The human toll is equally serious. According to a 2023 report by the Union Ministry of Road Transport and Highways (MoRTH), potholes took the lives of 2,161 people in the year – a 16.4% increase from the previous year. In cities with more than one million inhabitants, potholes cause about 1.6% of road accidents and 1.8% of road accident deaths. In Delhi alone, road features including winding roads, construction areas and potholes were responsible for a staggering 130 deaths in 2023.
looking for solutions
Meanwhile, short-term repair campaigns fuel the political appetite for visible action. But long-term structural reconstruction requires budgetary patience, rigorous oversight, and a willingness to confront vested interests and corruption.

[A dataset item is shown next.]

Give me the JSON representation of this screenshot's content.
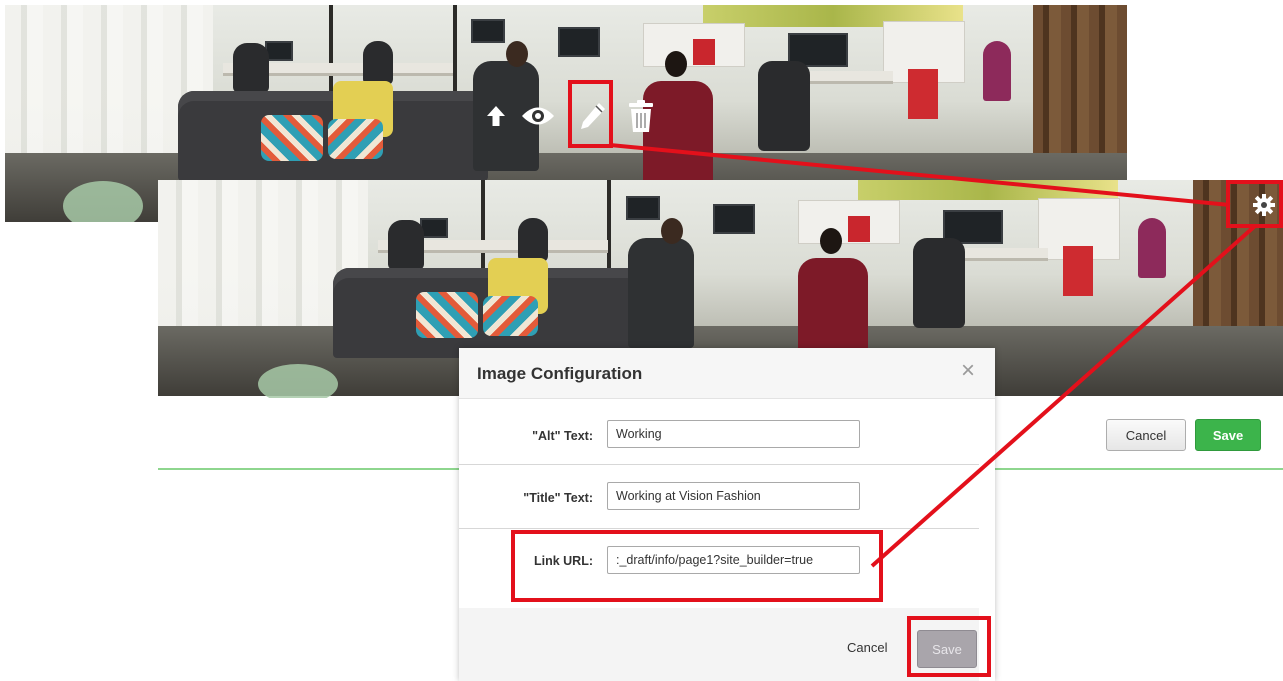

Innovations are being experimented there. For example, the Central Road Research Institute (CRRI) has developed an eco-friendly cold mix called Ecofix that can repair potholes within minutes even on wet roads. The technology has been successfully tested, yet its use remains sporadic. NHAI has tested so-called “self-healing” roads using asphalt laced with steel fibers and epoxy capsules, which can repair small cracks and prevent water infiltration.
“Engineers know the solutions. What they cannot always force is the institutional will. Maintenance is often a political and financial decision not to encourage quick fixes. The cost of poor quality work should be visible through penalties, blacklisting and public audits. If this is not done, potholes will keep coming up again. This is true for all infrastructure work,” said S Velmurugan, principal scientist and head of the traffic engineering and safety division at CRRI. Said.
Earlier this year, the Delhi government had announced with much fanfare that it had repaired over 3,400 potholes in a single day. The dashboards were glowing green. Social media praised this achievement. But within a few months the potholes were back – proof that Delhi has no shortage of technology, money or expertise. There is a lack of continuity of care.
A former DDA official said, “Pilot projects are successful but scaling them up threatens the robust system. There is comfort in the status quo. The pothole keeps everyone busy and employed. The pothole is also an economic opportunity. Everyone gets a cut.”
the way forward
But closer to reality, roads in many parts of Delhi look like battlefields – patched, bruised, permanent. A city that once dreamed of becoming world-class is still limping on wounded streets, carrying both ambition and indifference on its back.
In the lull between bumps and breaks, one realizes the truth: A city is judged not by how fast it builds, but by how well it holds together.
And Delhi, for all its promises, is still learning how to move forward.